The Peoples Assembly Against Austerity, for example, was born in the UK after the 2010 election, and has grown from local meetings in back rooms to a mass movement that can mobilise tens of thousands of people to demonstrate against public service cuts. Alongside direct action, local assemblies run workshops on creative campaigning and organise comedy nights, concerts and film screenings as ways of enlivening politics.

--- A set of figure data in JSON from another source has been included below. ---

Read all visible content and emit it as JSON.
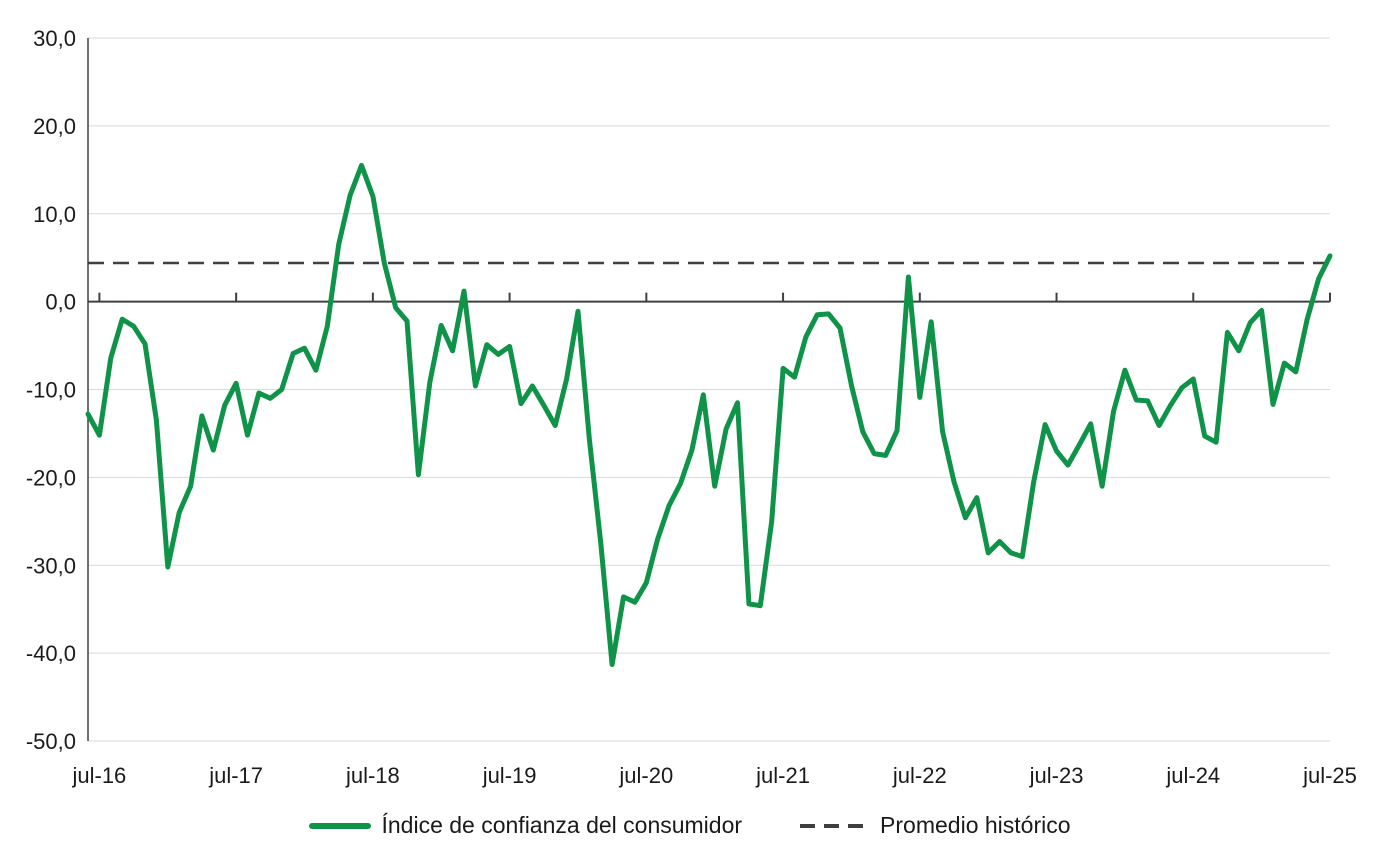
{
  "chart_data": {
    "type": "line",
    "title": "",
    "grid": "horizontal",
    "legend_position": "bottom",
    "y_axis": {
      "max": 30,
      "min": -50,
      "step": 10,
      "tick_labels": [
        "30,0",
        "20,0",
        "10,0",
        "0,0",
        "-10,0",
        "-20,0",
        "-30,0",
        "-40,0",
        "-50,0"
      ]
    },
    "x_axis": {
      "tick_labels": [
        "jul-16",
        "jul-17",
        "jul-18",
        "jul-19",
        "jul-20",
        "jul-21",
        "jul-22",
        "jul-23",
        "jul-24",
        "jul-25"
      ],
      "first_tick_index": 1,
      "tick_interval": 12
    },
    "series": [
      {
        "name": "Índice de confianza del consumidor",
        "color": "#0E9348",
        "months": [
          "jun-16",
          "jul-16",
          "ago-16",
          "sep-16",
          "oct-16",
          "nov-16",
          "dic-16",
          "ene-17",
          "feb-17",
          "mar-17",
          "abr-17",
          "may-17",
          "jun-17",
          "jul-17",
          "ago-17",
          "sep-17",
          "oct-17",
          "nov-17",
          "dic-17",
          "ene-18",
          "feb-18",
          "mar-18",
          "abr-18",
          "may-18",
          "jun-18",
          "jul-18",
          "ago-18",
          "sep-18",
          "oct-18",
          "nov-18",
          "dic-18",
          "ene-19",
          "feb-19",
          "mar-19",
          "abr-19",
          "may-19",
          "jun-19",
          "jul-19",
          "ago-19",
          "sep-19",
          "oct-19",
          "nov-19",
          "dic-19",
          "ene-20",
          "feb-20",
          "mar-20",
          "abr-20",
          "may-20",
          "jun-20",
          "jul-20",
          "ago-20",
          "sep-20",
          "oct-20",
          "nov-20",
          "dic-20",
          "ene-21",
          "feb-21",
          "mar-21",
          "abr-21",
          "may-21",
          "jun-21",
          "jul-21",
          "ago-21",
          "sep-21",
          "oct-21",
          "nov-21",
          "dic-21",
          "ene-22",
          "feb-22",
          "mar-22",
          "abr-22",
          "may-22",
          "jun-22",
          "jul-22",
          "ago-22",
          "sep-22",
          "oct-22",
          "nov-22",
          "dic-22",
          "ene-23",
          "feb-23",
          "mar-23",
          "abr-23",
          "may-23",
          "jun-23",
          "jul-23",
          "ago-23",
          "sep-23",
          "oct-23",
          "nov-23",
          "dic-23",
          "ene-24",
          "feb-24",
          "mar-24",
          "abr-24",
          "may-24",
          "jun-24",
          "jul-24",
          "ago-24",
          "sep-24",
          "oct-24",
          "nov-24",
          "dic-24",
          "ene-25",
          "feb-25",
          "mar-25",
          "abr-25",
          "may-25",
          "jun-25",
          "jul-25"
        ],
        "values": [
          -12.8,
          -15.2,
          -6.4,
          -2.0,
          -2.8,
          -4.8,
          -13.5,
          -30.2,
          -24.0,
          -21.0,
          -13.0,
          -16.9,
          -11.8,
          -9.3,
          -15.2,
          -10.4,
          -11.0,
          -10.0,
          -5.9,
          -5.3,
          -7.8,
          -2.8,
          6.5,
          12.1,
          15.5,
          12.0,
          4.4,
          -0.7,
          -2.2,
          -19.7,
          -9.2,
          -2.7,
          -5.6,
          1.2,
          -9.6,
          -4.9,
          -6.0,
          -5.1,
          -11.6,
          -9.6,
          -11.8,
          -14.1,
          -8.8,
          -1.1,
          -15.7,
          -27.5,
          -41.3,
          -33.6,
          -34.2,
          -32.0,
          -27.0,
          -23.2,
          -20.7,
          -16.9,
          -10.6,
          -21.0,
          -14.5,
          -11.5,
          -34.4,
          -34.6,
          -25.0,
          -7.6,
          -8.6,
          -4.0,
          -1.5,
          -1.4,
          -3.0,
          -9.5,
          -14.8,
          -17.3,
          -17.5,
          -14.7,
          2.8,
          -10.9,
          -2.3,
          -14.8,
          -20.5,
          -24.6,
          -22.3,
          -28.6,
          -27.3,
          -28.6,
          -29.0,
          -20.5,
          -14.0,
          -17.0,
          -18.6,
          -16.3,
          -13.9,
          -21.0,
          -12.5,
          -7.8,
          -11.2,
          -11.3,
          -14.1,
          -11.8,
          -9.8,
          -8.8,
          -15.3,
          -16.0,
          -3.5,
          -5.6,
          -2.4,
          -1.0,
          -11.7,
          -7.0,
          -8.0,
          -2.0,
          2.6,
          5.2
        ]
      },
      {
        "name": "Promedio histórico",
        "color": "#3F3F3F",
        "style": "dashed",
        "value": 4.4
      }
    ]
  },
  "legend": {
    "items": [
      {
        "label": "Índice de confianza del consumidor"
      },
      {
        "label": "Promedio histórico"
      }
    ]
  },
  "colors": {
    "series_green": "#0E9348",
    "dashed_dark": "#3F3F3F",
    "gridline": "#D9D9D9",
    "axis": "#404040",
    "text": "#1A1A1A",
    "background": "#FFFFFF"
  }
}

Or take The Complete Freedom of Truth (TCFT), launched by British activist Tina Ellen Lee to work with young creatives in Bosnia-Herzegovina. I spent 12 days volunteering with them in Srebrenica in 2015, helping to promote the use of public spaces for political discussions. “Democracy is freedom in a framework, powered by people working together for each other with equality, kindness, respect and responsibility.” This was their mantra. The challenge for young people in Bosnia-Herzegovina is not engagement but how to enact their vision for political change in a country that’s still riven by ethnic tensions. So when a European Parliamentary delegation visited Sarajevo in November 2015 I insisted that TCFT and other civil society organizations were invited to observe the proceedings.

Real politics really is about everyday life, or at least it’s the process by which we can develop trust and accountability with those who govern the institutions that structure so much of our lives and allocate resources. But when public engagement in politics declines, these processes become moribund, paving the way for even more control by vested interests.

When people don't vote because they think politicians are all the same, or are only in it for themselves, or because they believe their vote won’t make a difference, the chasm between the electorate and the elected grows even wider. Building bridges across this divide has become an obsession for me, especially since I was someone who was once on the other side—disaffected, dismayed and disappointed. But I was also angry, and it was my sense of outrage about social injustice that prompted me to step into the political arena. 

Like any other form of deep social change, transformative politics is something that people must own and shape. It requires a constant challenging of the status quo, energetic engagement (especially with those on the margins of society), the ability to listen as much as speak, and a change in power structures so that they are not captured by elites. While politics remains the preserve of the moneyed classes and dominated by old white men, little progress will be made.

On the other hand if we could transform the environment by inviting in new voices and upending the very processes of politics, even the European Parliament might help to grow a generation of active citizens who could be the agents of change that Europe so desperately requires.